AI, Bit by Bit — Byte-Sized Insights for Professionals, Creatives, Builders & Enthusiasts

AightBits

Installing vLLM as as Service on Ubuntu Server 24.04.3 LTS

Fresh Install, Headless (no GUI), NVIDIA

Last Updated: 1/16/2026

This is a step-by-step guide for installing vLLM as a service with Ubuntu Server 24.04.3. It assumes the following:

  • You are starting from a clean, basic installation.
  • You have performed all basic OS configuration (initial updates, firewall, etc.).
  • You are using one or more NVIDIA GPUs.
  • Your hardware is capable of the model selected (Microsoft Phi-4-mini with 3.8B parameters is used as a test).
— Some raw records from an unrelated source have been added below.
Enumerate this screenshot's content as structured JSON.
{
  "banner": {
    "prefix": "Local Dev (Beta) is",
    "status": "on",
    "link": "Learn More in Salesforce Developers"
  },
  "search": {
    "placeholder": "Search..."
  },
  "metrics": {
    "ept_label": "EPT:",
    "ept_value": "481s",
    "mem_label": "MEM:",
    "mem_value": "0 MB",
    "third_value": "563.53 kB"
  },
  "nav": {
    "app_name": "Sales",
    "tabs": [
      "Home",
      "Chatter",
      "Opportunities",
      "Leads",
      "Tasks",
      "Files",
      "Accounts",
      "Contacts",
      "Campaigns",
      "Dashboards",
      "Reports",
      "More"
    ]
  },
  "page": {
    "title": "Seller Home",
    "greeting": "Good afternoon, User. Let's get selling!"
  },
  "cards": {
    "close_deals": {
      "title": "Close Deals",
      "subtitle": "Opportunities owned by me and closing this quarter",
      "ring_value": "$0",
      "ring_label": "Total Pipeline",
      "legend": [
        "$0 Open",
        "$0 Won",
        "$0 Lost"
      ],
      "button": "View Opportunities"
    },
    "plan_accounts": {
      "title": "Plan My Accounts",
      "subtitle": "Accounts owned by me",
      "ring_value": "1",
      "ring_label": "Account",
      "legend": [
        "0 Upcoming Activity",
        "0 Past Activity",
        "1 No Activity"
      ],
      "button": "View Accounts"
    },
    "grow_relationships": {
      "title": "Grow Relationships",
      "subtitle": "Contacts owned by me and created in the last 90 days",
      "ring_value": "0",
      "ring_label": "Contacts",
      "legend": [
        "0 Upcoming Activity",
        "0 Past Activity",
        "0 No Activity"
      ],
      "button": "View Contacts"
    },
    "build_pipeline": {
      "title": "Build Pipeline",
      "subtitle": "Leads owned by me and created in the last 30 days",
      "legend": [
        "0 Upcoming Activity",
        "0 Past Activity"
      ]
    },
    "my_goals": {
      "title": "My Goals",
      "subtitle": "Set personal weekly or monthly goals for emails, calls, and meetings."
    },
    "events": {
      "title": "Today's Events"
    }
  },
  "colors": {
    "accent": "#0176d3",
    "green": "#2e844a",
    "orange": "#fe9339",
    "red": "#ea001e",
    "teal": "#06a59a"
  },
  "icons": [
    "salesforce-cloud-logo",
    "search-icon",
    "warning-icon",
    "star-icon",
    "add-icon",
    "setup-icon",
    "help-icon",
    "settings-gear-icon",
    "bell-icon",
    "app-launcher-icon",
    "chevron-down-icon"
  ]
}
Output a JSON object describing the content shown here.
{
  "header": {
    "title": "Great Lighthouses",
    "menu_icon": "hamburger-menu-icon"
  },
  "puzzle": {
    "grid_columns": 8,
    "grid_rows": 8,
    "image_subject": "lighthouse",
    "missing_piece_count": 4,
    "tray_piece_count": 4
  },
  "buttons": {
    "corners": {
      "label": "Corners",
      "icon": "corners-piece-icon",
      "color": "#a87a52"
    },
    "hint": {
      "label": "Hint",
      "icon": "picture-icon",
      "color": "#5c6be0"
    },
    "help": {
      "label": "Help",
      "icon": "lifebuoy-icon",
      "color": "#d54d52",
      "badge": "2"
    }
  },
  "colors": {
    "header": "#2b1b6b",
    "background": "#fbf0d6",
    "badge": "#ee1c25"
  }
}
Security Note: This guide configures vLLM with baseline security defaults: localhost-only binding, proper API key file ownership, GPU device permissions, and systemd service isolation. However, this is NOT a production-hardened deployment. For production use, you must also implement:

  • OS hardening (firewall rules)
  • SSH configuration
  • User access controls
  • Network security (reverse proxy with TLS)
  • Restricting API calls to localhost, or:
  • Rate limiting and IP allowlisting (if exposing beyond localhost)
  • Additional systemd security directives
  • Monitoring/logging

Carefully review all security considerations in the Notes section below before deploying.Carefully review all security considerations in the Notes section below before deploying.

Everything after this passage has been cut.